大阪府出身の土肥氏は京都大法学部卒業後、1958年に検事となり、大阪地検在籍は15年余に及んだ。特捜部では自民党衆院議員らを逮捕・起訴した大阪タクシー協会をめぐる汚職事件(1967年)で贈賄業者を取り調べた。特捜部長時代は賭博遊戯機をめぐる警官汚職(1982年)などを、次席検事時代は阪大ワープロ汚職事件(1981年)を手がけた。

奈良、神戸地検検事正を経て、1990~1992年に大阪地検検事正を務め、イトマン事件や東洋信金の巨額架空預金証書事件などを指揮した。その後、最高検次長検事、大阪高検検事長、東京高検検事長を経て、1996年1月に検事総長に就任した。

1998年の退官後は弁護士として関西電力、積水ハウス、小松製作所、マツダなどの社外監査役や大阪産業大理事長、関西テレビ取締役などを務めた。

検察庁はかつて、官僚組織としては珍しく人事が東京一極集中ではなかった。大阪を中心とした人事異動で検察人生をまっとうする人たちがたくさんいた。濃密な人間関係のなかで現役とヤメ検が強力なネットワークを築き、総体として「関西検察」と呼ばれた。

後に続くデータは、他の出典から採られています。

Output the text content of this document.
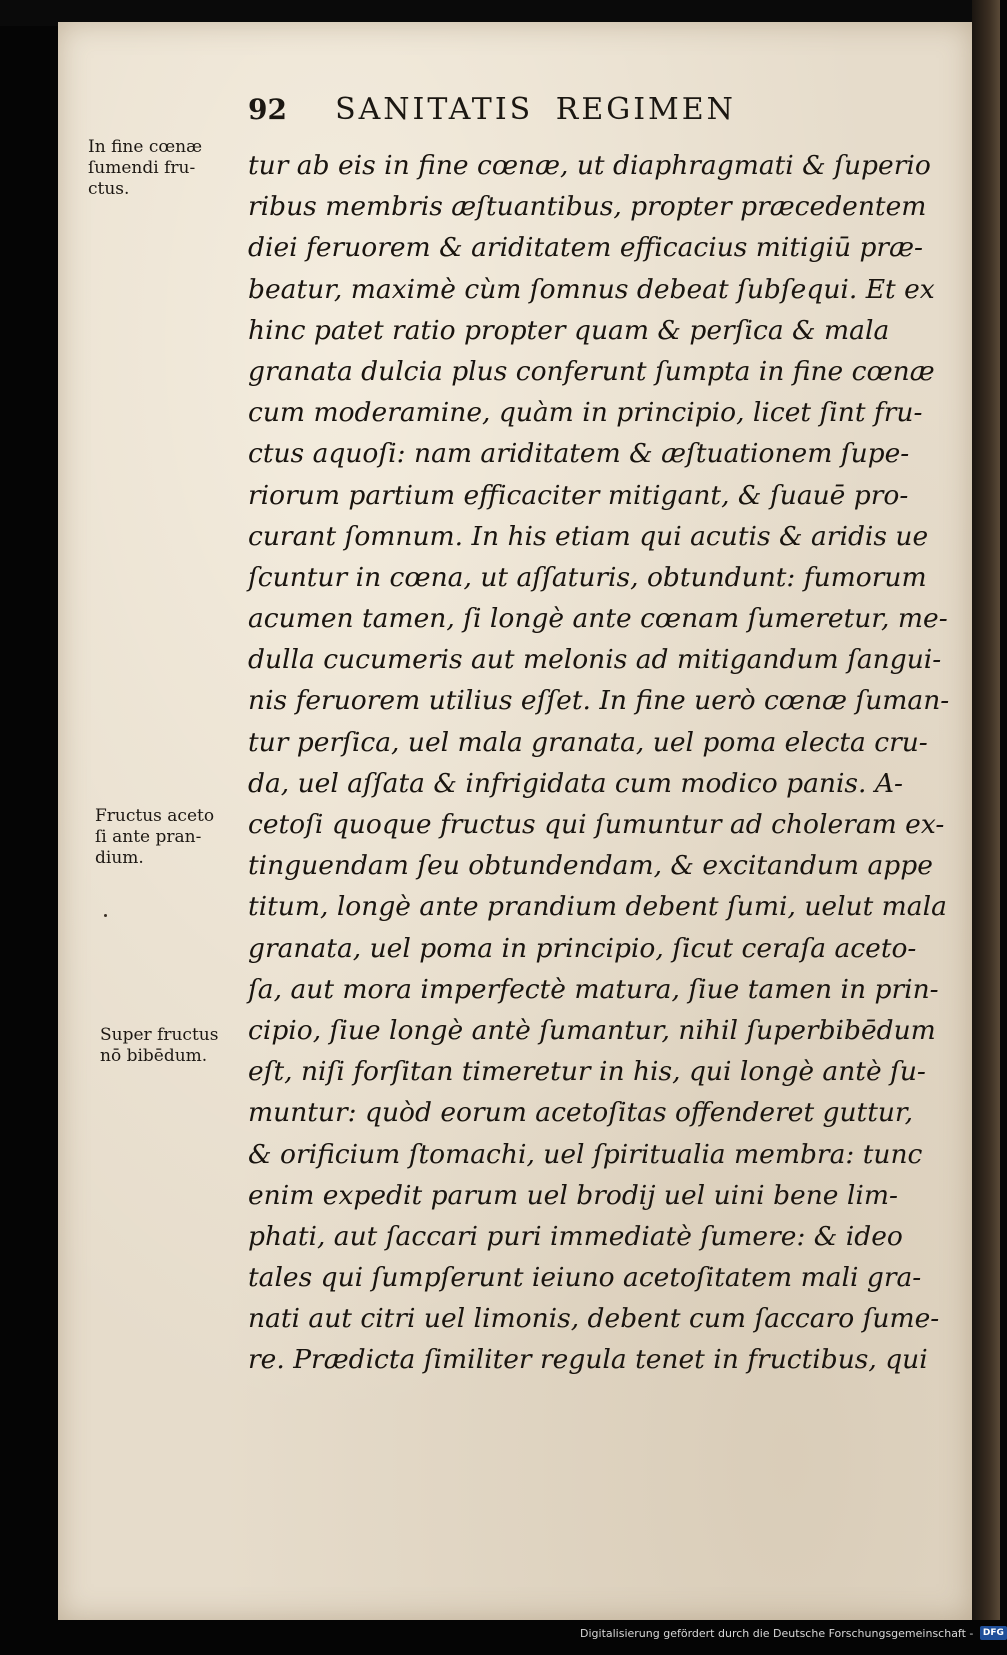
92 SANITATIS REGIMEN
In fine cœnæ
ſumendi fru-
ctus.
Fructus aceto
ſi ante pran-
dium.
Super fructus
nō bibēdum.
tur ab eis in fine cœnæ, ut diaphragmati & ſuperio
ribus membris æſtuantibus, propter præcedentem
diei feruorem & ariditatem efficacius mitigiū præ-
beatur, maximè cùm ſomnus debeat ſubſequi. Et ex
hinc patet ratio propter quam & perſica & mala
granata dulcia plus conferunt ſumpta in fine cœnæ
cum moderamine, quàm in principio, licet ſint fru-
ctus aquoſi: nam ariditatem & æſtuationem ſupe-
riorum partium efficaciter mitigant, & ſuauē pro-
curant ſomnum. In his etiam qui acutis & aridis ue
ſcuntur in cœna, ut aſſaturis, obtundunt: fumorum
acumen tamen, ſi longè ante cœnam ſumeretur, me-
dulla cucumeris aut melonis ad mitigandum ſangui-
nis feruorem utilius eſſet. In fine uerò cœnæ ſuman-
tur perſica, uel mala granata, uel poma electa cru-
da, uel aſſata & infrigidata cum modico panis. A-
cetoſi quoque fructus qui ſumuntur ad choleram ex-
tinguendam ſeu obtundendam, & excitandum appe
titum, longè ante prandium debent ſumi, uelut mala
granata, uel poma in principio, ſicut ceraſa aceto-
ſa, aut mora imperfectè matura, ſiue tamen in prin-
cipio, ſiue longè antè ſumantur, nihil ſuperbibēdum
eſt, niſi forſitan timeretur in his, qui longè antè ſu-
muntur: quòd eorum acetoſitas offenderet guttur,
& orificium ſtomachi, uel ſpiritualia membra: tunc
enim expedit parum uel brodij uel uini bene lim-
phati, aut ſaccari puri immediatè ſumere: & ideo
tales qui ſumpſerunt ieiuno acetoſitatem mali gra-
nati aut citri uel limonis, debent cum ſaccaro ſume-
re. Prædicta ſimiliter regula tenet in fructibus, qui
Digitalisierung gefördert durch die Deutsche Forschungsgemeinschaft - DFG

キャリアのほとんどを関西で過ごした検察官で、総長まで上り詰めたのは後にも先にも土肥氏だけである。退任後は後輩のヤメ検らに顧問先や重要事件の弁護、不祥事企業の第三者委員会委員の職などを世話し、隠然たる力を持ち続けた。土肥氏を中心としたOBの会も生まれた。捜査現場での実績に加えて面倒見の良さ、律儀な人柄もあり、自然と「関西検察」の顔役となり、唯一無二のボスであり続けた。